Gradient descent is about moving in the direction of -grad. (Quasi-)Newton descent is about moving in the direction of -Hess^{-1} grad. Damped Newton interpolates between these two regimes, by moving in the direction of -(Hess + λI)^{-1} grad.

This can be derived as the dual problem of a trust region method, see Conn, Gould, Toint: "Trust-Region Methods" section 7.3. λ is interpreted as a Lagrange multiplier. This involves solving a one-dimensional root-finding problem for λ at each descent.

__init__(self, lambda_0: Union[Array, ndarray, numpy.bool, numpy.number, bool, int, float, complex] = 1.0, linear_solver: AbstractLinearSolver = AutoLinearSolver(well_posed=False), root_finder: AbstractRootFinder = Newton(rtol=0.01,atol=0.01,norm=<function max_norm>,kappa=0.01,linear_solver=AutoLinearSolver(well_posed=None),cauchy_termination=True), trust_region_norm: Callable[[PyTree], Array] = <function two_norm>) ¤

Arguments:

  • lambda_0: The initial value of the Levenberg--Marquardt parameter used in the root- find to hit the trust-region radius.
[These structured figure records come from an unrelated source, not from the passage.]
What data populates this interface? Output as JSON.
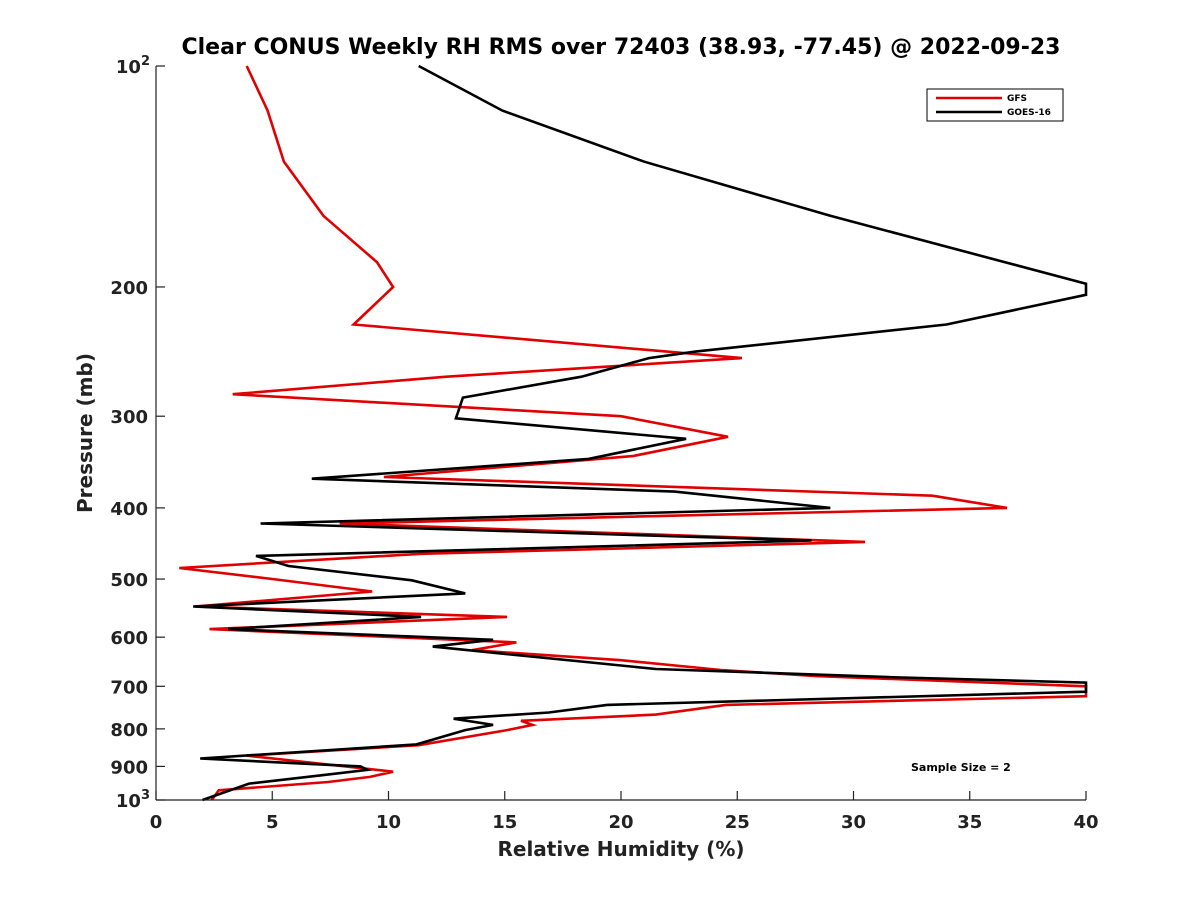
{
  "chart_data": {
    "type": "line",
    "title": "Clear CONUS Weekly RH RMS over 72403 (38.93, -77.45) @ 2022-09-23",
    "xlabel": "Relative Humidity (%)",
    "ylabel": "Pressure (mb)",
    "xlim": [
      0,
      40
    ],
    "ylim": [
      100,
      1000
    ],
    "y_scale": "log",
    "y_reversed": true,
    "x_ticks": [
      0,
      5,
      10,
      15,
      20,
      25,
      30,
      35,
      40
    ],
    "y_ticks": [
      {
        "value": 100,
        "label": "10",
        "sup": "2"
      },
      {
        "value": 200,
        "label": "200",
        "sup": ""
      },
      {
        "value": 300,
        "label": "300",
        "sup": ""
      },
      {
        "value": 400,
        "label": "400",
        "sup": ""
      },
      {
        "value": 500,
        "label": "500",
        "sup": ""
      },
      {
        "value": 600,
        "label": "600",
        "sup": ""
      },
      {
        "value": 700,
        "label": "700",
        "sup": ""
      },
      {
        "value": 800,
        "label": "800",
        "sup": ""
      },
      {
        "value": 900,
        "label": "900",
        "sup": ""
      },
      {
        "value": 1000,
        "label": "10",
        "sup": "3"
      }
    ],
    "legend_position": "top-right",
    "grid": false,
    "series": [
      {
        "name": "GFS",
        "color": "#e00000",
        "points": [
          [
            3.9,
            100
          ],
          [
            4.8,
            115
          ],
          [
            5.5,
            135
          ],
          [
            7.2,
            160
          ],
          [
            9.5,
            185
          ],
          [
            10.2,
            200
          ],
          [
            8.5,
            225
          ],
          [
            25.2,
            250
          ],
          [
            12.5,
            265
          ],
          [
            3.3,
            280
          ],
          [
            20.0,
            300
          ],
          [
            24.6,
            320
          ],
          [
            20.5,
            340
          ],
          [
            9.8,
            363
          ],
          [
            33.4,
            385
          ],
          [
            36.6,
            400
          ],
          [
            7.9,
            420
          ],
          [
            30.5,
            445
          ],
          [
            11.4,
            462
          ],
          [
            1.0,
            483
          ],
          [
            5.0,
            500
          ],
          [
            9.3,
            520
          ],
          [
            1.7,
            545
          ],
          [
            15.1,
            563
          ],
          [
            2.3,
            585
          ],
          [
            15.5,
            610
          ],
          [
            13.6,
            625
          ],
          [
            20.0,
            645
          ],
          [
            24.3,
            665
          ],
          [
            28.4,
            678
          ],
          [
            40.0,
            700
          ],
          [
            40.0,
            722
          ],
          [
            24.5,
            742
          ],
          [
            21.5,
            765
          ],
          [
            15.7,
            780
          ],
          [
            16.2,
            790
          ],
          [
            15.1,
            803
          ],
          [
            11.3,
            842
          ],
          [
            3.9,
            870
          ],
          [
            10.2,
            915
          ],
          [
            9.2,
            930
          ],
          [
            7.4,
            945
          ],
          [
            2.7,
            970
          ],
          [
            2.4,
            1000
          ]
        ]
      },
      {
        "name": "GOES-16",
        "color": "#000000",
        "points": [
          [
            11.3,
            100
          ],
          [
            14.9,
            115
          ],
          [
            21.0,
            135
          ],
          [
            29.0,
            160
          ],
          [
            36.5,
            185
          ],
          [
            40.0,
            198
          ],
          [
            40.0,
            205
          ],
          [
            34.0,
            225
          ],
          [
            23.2,
            245
          ],
          [
            21.2,
            250
          ],
          [
            18.3,
            265
          ],
          [
            13.2,
            283
          ],
          [
            12.9,
            302
          ],
          [
            22.8,
            322
          ],
          [
            18.6,
            343
          ],
          [
            6.7,
            365
          ],
          [
            22.3,
            380
          ],
          [
            29.0,
            400
          ],
          [
            4.5,
            420
          ],
          [
            28.2,
            443
          ],
          [
            4.3,
            465
          ],
          [
            5.7,
            480
          ],
          [
            11.0,
            502
          ],
          [
            13.3,
            523
          ],
          [
            1.6,
            545
          ],
          [
            11.4,
            563
          ],
          [
            3.1,
            585
          ],
          [
            14.5,
            605
          ],
          [
            11.9,
            618
          ],
          [
            21.5,
            663
          ],
          [
            31.5,
            680
          ],
          [
            40.0,
            692
          ],
          [
            40.0,
            712
          ],
          [
            19.4,
            742
          ],
          [
            16.9,
            760
          ],
          [
            12.8,
            775
          ],
          [
            14.5,
            790
          ],
          [
            13.3,
            803
          ],
          [
            11.2,
            840
          ],
          [
            1.9,
            878
          ],
          [
            8.8,
            900
          ],
          [
            9.1,
            910
          ],
          [
            7.2,
            925
          ],
          [
            4.0,
            950
          ],
          [
            2.0,
            1000
          ]
        ]
      }
    ],
    "legend": [
      {
        "label": "GFS",
        "color": "#e00000"
      },
      {
        "label": "GOES-16",
        "color": "#000000"
      }
    ],
    "annotations": [
      "Sample Size = 2"
    ]
  }
}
If IndirectDampedNewtonDescent is failing, this value may need to be increased.
  • linear_solver: The linear solver used to compute the Newton step.
  • root_finder: The root finder used to find the Levenberg--Marquardt parameter which hits the trust-region radius.
  • trust_region_norm: The norm used to determine the trust-region shape.

optimistix.DoglegDescent (AbstractDescent) ¤

The Dogleg descent step, which switches between the Cauchy and the Newton descent directions.

__init__(self, linear_solver: AbstractLinearSolver = AutoLinearSolver(well_posed=None), root_finder: AbstractRootFinder[Array, Array, NoneType, Any] = Bisection(rtol=0.001, atol=0.001, flip='detect', expand_if_necessary=False), trust_region_norm: Callable[[PyTree], Array] = <function two_norm>) ¤

Arguments:

  • linear_solver: The linear solver used to compute the Newton step.
  • root_finder: The root finder used to find the point where the trust-region intersects the dogleg path. This is ignored if trust_region_norm=optimistix.two_norm, for which there is an analytic formula instead.
  • trust_region_norm: The norm used to determine the trust-region shape.